Kosmos

Open-source implementation of the autonomous AI scientist described in Lu et al. (2024). The original paper reported 79.4% accuracy on scientific statements and 7 validated discoveries, but omitted implementation details for 6 critical components. This repository provides those implementations using patterns from the K-Dense ecosystem.

Current state: All 6 gaps implemented. E2E testing in progress with local LLMs via Ollama/LiteLLM. See Project Status for honest assessment of remaining work.

Paper Gap Analysis

The original Kosmos paper demonstrated results but left critical implementation details unspecified. Analysis in OPEN_QUESTIONS.md identified 6 gaps blocking reproduction:

Gap	Problem	Severity
0	Paper processes 1,500 papers and 42,000 lines of code per run, exceeding any LLM context window	Foundational
1	State Manager described as "core advancement" but no schema, storage strategy, or update mechanisms provided	Critical
2	Strategic reasoning algorithm for generating research tasks completely unstated	Critical
3	System prompts, output formats, and domain expertise injection mechanisms not specified	Critical
4	Paper contradicts itself on R vs Python usage; code execution environment not described	High
5	Paper reports 57.9% interpretation accuracy but quality metrics and filtering criteria not specified	Moderate

Gap Solutions

Each gap was addressed using patterns from the K-Dense ecosystem. Detailed analysis in OPENQUESTIONS_SOLUTION.md.

Gap 0: Context Compression (Complete)

Problem: 1,500 papers + 42,000 lines of code cannot fit in any LLM context window.

Solution: Hierarchical 3-tier compression achieving 20:1 ratio.

• Tier 1: Task-level compression (42K lines -> 2-line summary + statistics)
• Tier 2: Cycle-level compression (10 task summaries -> 1 cycle overview)
• Tier 3: Final synthesis with lazy loading for full content retrieval

Pattern source: kosmos-claude-skills-mcp (progressive disclosure)

Implementation: kosmos/compression/

Gap 1: State Manager (Complete)

Problem: Paper's "core advancement" has no schema specification.

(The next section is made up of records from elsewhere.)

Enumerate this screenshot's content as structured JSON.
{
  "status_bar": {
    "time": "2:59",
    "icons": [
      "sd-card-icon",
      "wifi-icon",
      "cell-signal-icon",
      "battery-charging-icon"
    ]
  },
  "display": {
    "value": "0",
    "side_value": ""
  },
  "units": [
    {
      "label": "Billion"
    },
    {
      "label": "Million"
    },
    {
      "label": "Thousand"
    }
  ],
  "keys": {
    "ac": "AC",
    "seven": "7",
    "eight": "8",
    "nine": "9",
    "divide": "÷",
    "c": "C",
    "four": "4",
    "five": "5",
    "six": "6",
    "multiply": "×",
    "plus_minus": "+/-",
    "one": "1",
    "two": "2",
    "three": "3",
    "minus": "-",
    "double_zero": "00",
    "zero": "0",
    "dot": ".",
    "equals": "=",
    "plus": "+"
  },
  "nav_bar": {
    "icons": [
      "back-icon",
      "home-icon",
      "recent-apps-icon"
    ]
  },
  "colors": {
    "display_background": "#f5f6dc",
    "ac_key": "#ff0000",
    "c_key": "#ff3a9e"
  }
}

Solution: Hybrid 4-layer architecture.

• Layer 1: JSON artifacts (human-readable, version-controllable)
• Layer 2: Knowledge graph (structural queries via Neo4j, optional)
• Layer 3: Vector store (semantic search, optional)
• Layer 4: Citation tracking (evidence chains)

Implementation: kosmos/world_model/artifacts.py

Gap 2: Task Generation (Complete)

Problem: How does the system generate 10 strategic research tasks per cycle?

Solution: Plan Creator + Plan Reviewer orchestration pattern.

• Plan Creator: Generates tasks with exploration/exploitation ratio (70% early cycles, 30% late cycles)
• Plan Reviewer: 5-dimension scoring (specificity, relevance, novelty, coverage, feasibility)
• Novelty Detector: Prevents redundant analyses across 200 rollouts
• Delegation Manager: Routes tasks to appropriate agents

Pattern source: kosmos-karpathy (orchestration patterns)

Implementation: kosmos/orchestration/ (1,949 lines across 6 files)

Gap 3: Agent Integration (Complete)

Problem: How are domain-specific capabilities injected into agents?

Solution: Skill loader with 566 domain-specific scientific prompts auto-loaded by domain matching.

Pattern source: kosmos-claude-scientific-skills (566 skills)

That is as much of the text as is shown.